The good thing is, boyfriend is unaffected and takes this all in stride. At least, he’s not running away from responsibility like a screaming hyena and finds the situation as funny as I am.
Just yesterday for example, I went to our Bible study group and they asked us of our status. I told them I was happily dating him (Note to self: Dating is NOT the right word. We are happily boyfriend and girlfriend).
They were of course concerned on how serious are we, and whether it is truly God’s will or not. “Pray about it,” my Bible group leader said. “See if it’s God’s Will.”
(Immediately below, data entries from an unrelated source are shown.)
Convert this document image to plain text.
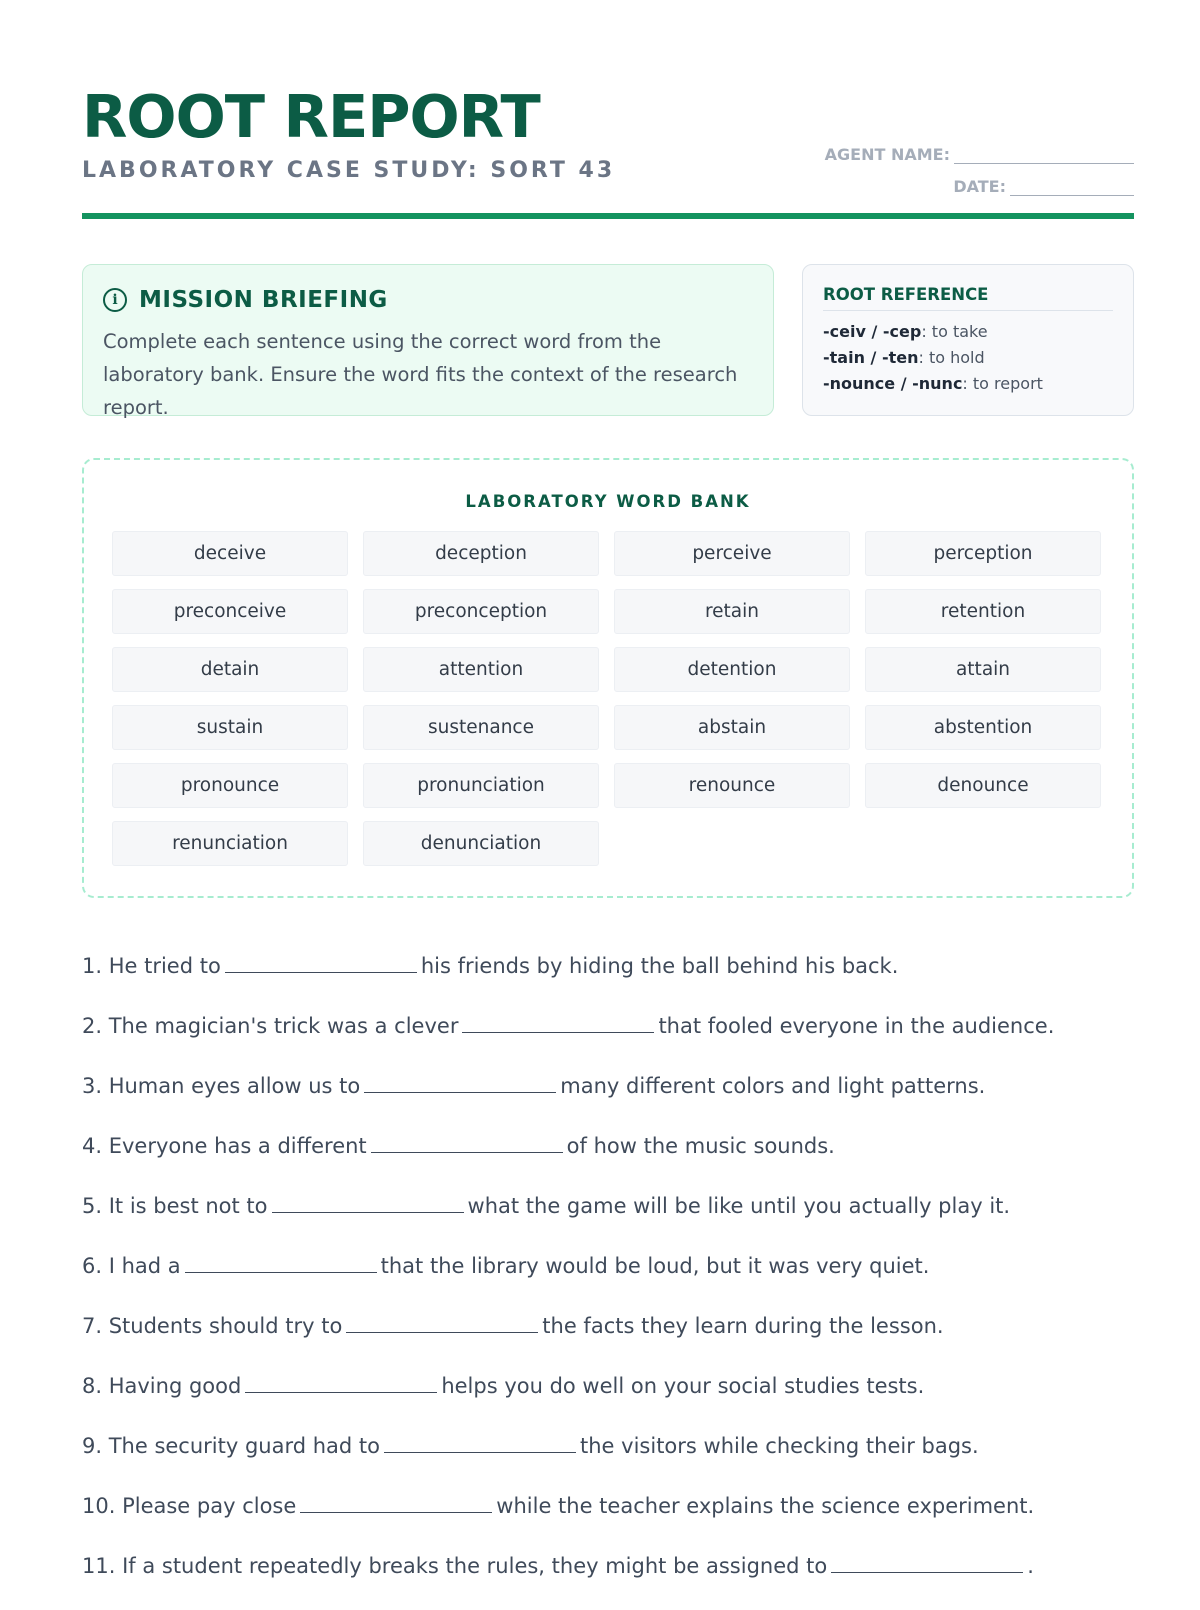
ROOT REPORT
LABORATORY CASE STUDY: SORT 43
AGENT NAME:
DATE:
i MISSION BRIEFING
Complete each sentence using the correct word from the laboratory bank. Ensure the word fits the context of the research report.
ROOT REFERENCE
-ceiv / -cep: to take
-tain / -ten: to hold
-nounce / -nunc: to report
LABORATORY WORD BANK
deceive	deception	perceive	perception
preconceive	preconception	retain	retention
detain	attention	detention	attain
sustain	sustenance	abstain	abstention
pronounce	pronunciation	renounce	denounce
renunciation	denunciation
1. He tried to	his friends by hiding the ball behind his back.
2. The magician's trick was a clever	that fooled everyone in the audience.
3. Human eyes allow us to	many different colors and light patterns.
4. Everyone has a different	of how the music sounds.
5. It is best not to	what the game will be like until you actually play it.
6. I had a	that the library would be loud, but it was very quiet.
7. Students should try to	the facts they learn during the lesson.
8. Having good	helps you do well on your social studies tests.
9. The security guard had to	the visitors while checking their bags.
10. Please pay close	while the teacher explains the science experiment.
11. If a student repeatedly breaks the rules, they might be assigned to	.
They lent me the following book to read, which I found to be hilarious:
Yes, you read it right. It’s the book, “Being Single is Better than Being Married to an Unsuitable Partner,” by William Girao.
I told boyfriend about it.
“We’re not inviting them to the wedding!!!” he joked. “Aren’t there any books that encourages you to grow as a couple?!”
I just laughed.
Yes, it’s been a happy time so far. Despite hiccups, we’re still growing strong as a couple, and it is surprising that time flies.